Let's redeclare our Pydantic model to control for each of the previously mentioned aspects using enums:

In [None]:
# Side note - it is also possible to use proper Enums from the standard library
# from enum import Enum
#
# class Sentiment(Enum):
#     happy = "happy"
#     neutral = "neutral"
#     sad = "sad"

class Classification(BaseModel):
    sentiment: str = Field(..., enum=["happy", "neutral", "sad"]) # Using enum shorthand
    #sentiment: Sentiment = Field(..., description="The sentiment of the text")
    aggressiveness: int = Field(
        ...,
        description="describes how aggressive the statement is, the higher the number the more aggressive",
        enum=[1, 2, 3, 4, 5],
    )
    language: str = Field(
        ..., enum=["spanish", "english", "french", "german", "italian"]
    )

Classification.model_json_schema()

In [None]:
tagging_prompt = ChatPromptTemplate.from_template(
    """
Extract the desired information from the following passage.

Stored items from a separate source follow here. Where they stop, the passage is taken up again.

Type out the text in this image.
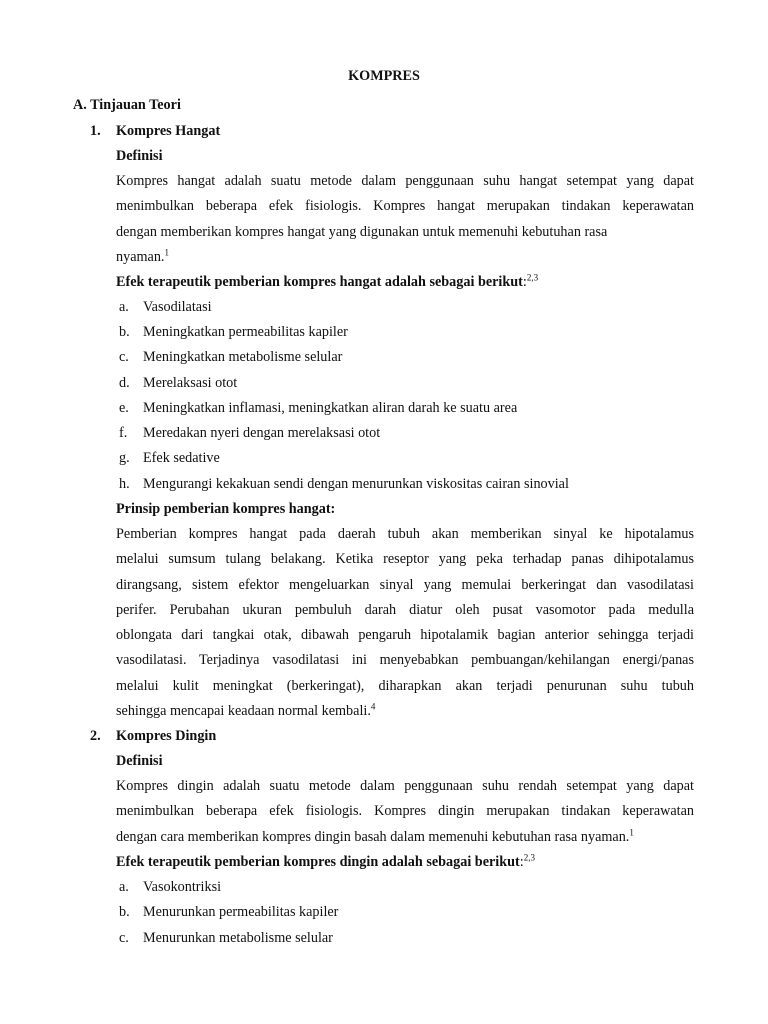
KOMPRES
A. Tinjauan Teori
1. Kompres Hangat
Definisi
Kompres hangat adalah suatu metode dalam penggunaan suhu hangat setempat yang dapat
menimbulkan beberapa efek fisiologis. Kompres hangat merupakan tindakan keperawatan
dengan memberikan kompres hangat yang digunakan untuk memenuhi kebutuhan rasa
nyaman.$^1$
Efek terapeutik pemberian kompres hangat adalah sebagai berikut:$^{2,3}$
a. Vasodilatasi
b. Meningkatkan permeabilitas kapiler
c. Meningkatkan metabolisme selular
d. Merelaksasi otot
e. Meningkatkan inflamasi, meningkatkan aliran darah ke suatu area
f. Meredakan nyeri dengan merelaksasi otot
g. Efek sedative
h. Mengurangi kekakuan sendi dengan menurunkan viskositas cairan sinovial
Prinsip pemberian kompres hangat:
Pemberian kompres hangat pada daerah tubuh akan memberikan sinyal ke hipotalamus
melalui sumsum tulang belakang. Ketika reseptor yang peka terhadap panas dihipotalamus
dirangsang, sistem efektor mengeluarkan sinyal yang memulai berkeringat dan vasodilatasi
perifer. Perubahan ukuran pembuluh darah diatur oleh pusat vasomotor pada medulla
oblongata dari tangkai otak, dibawah pengaruh hipotalamik bagian anterior sehingga terjadi
vasodilatasi. Terjadinya vasodilatasi ini menyebabkan pembuangan/kehilangan energi/panas
melalui kulit meningkat (berkeringat), diharapkan akan terjadi penurunan suhu tubuh
sehingga mencapai keadaan normal kembali.$^4$
2. Kompres Dingin
Definisi
Kompres dingin adalah suatu metode dalam penggunaan suhu rendah setempat yang dapat
menimbulkan beberapa efek fisiologis. Kompres dingin merupakan tindakan keperawatan
dengan cara memberikan kompres dingin basah dalam memenuhi kebutuhan rasa nyaman.$^1$
Efek terapeutik pemberian kompres dingin adalah sebagai berikut:$^{2,3}$
a. Vasokontriksi
b. Menurunkan permeabilitas kapiler
c. Menurunkan metabolisme selular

Only extract the properties mentioned in the 'Classification' function.

Passage:
{input}
"""
)

llm = chat_model.with_structured_output(
    Classification
)

chain = tagging_prompt | llm

Now the answers will be restricted in a way we expect!

In [None]:
inp = "Estoy increiblemente contento de haberte conocido! Creo que seremos muy buenos amigos!"
chain.invoke({"input": inp})

In [None]:
inp = "Estoy muy enojado con vos! Te voy a dar tu merecido!"
chain.invoke({"input": inp})

In [None]:
inp = "Weather is ok here, I can go outside without much more than a coat"
chain.invoke({"input": inp})

The [LangSmith trace](https://smith.langchain.com/public/38294e04-33d8-4c5a-ae92-c2fe68be8332/r) lets us peek under the hood:

![Image description](https://github.com/langchain-ai/langchain/blob/master/docs/static/img/tagging_trace.png?raw=1)

### Going deeper

* You can use the [metadata tagger](/docs/integrations/document_transformers/openai_metadata_tagger) document transformer to extract metadata from a LangChain `Document`.
* This covers the same basic functionality as the tagging chain, only applied to a LangChain `Document`.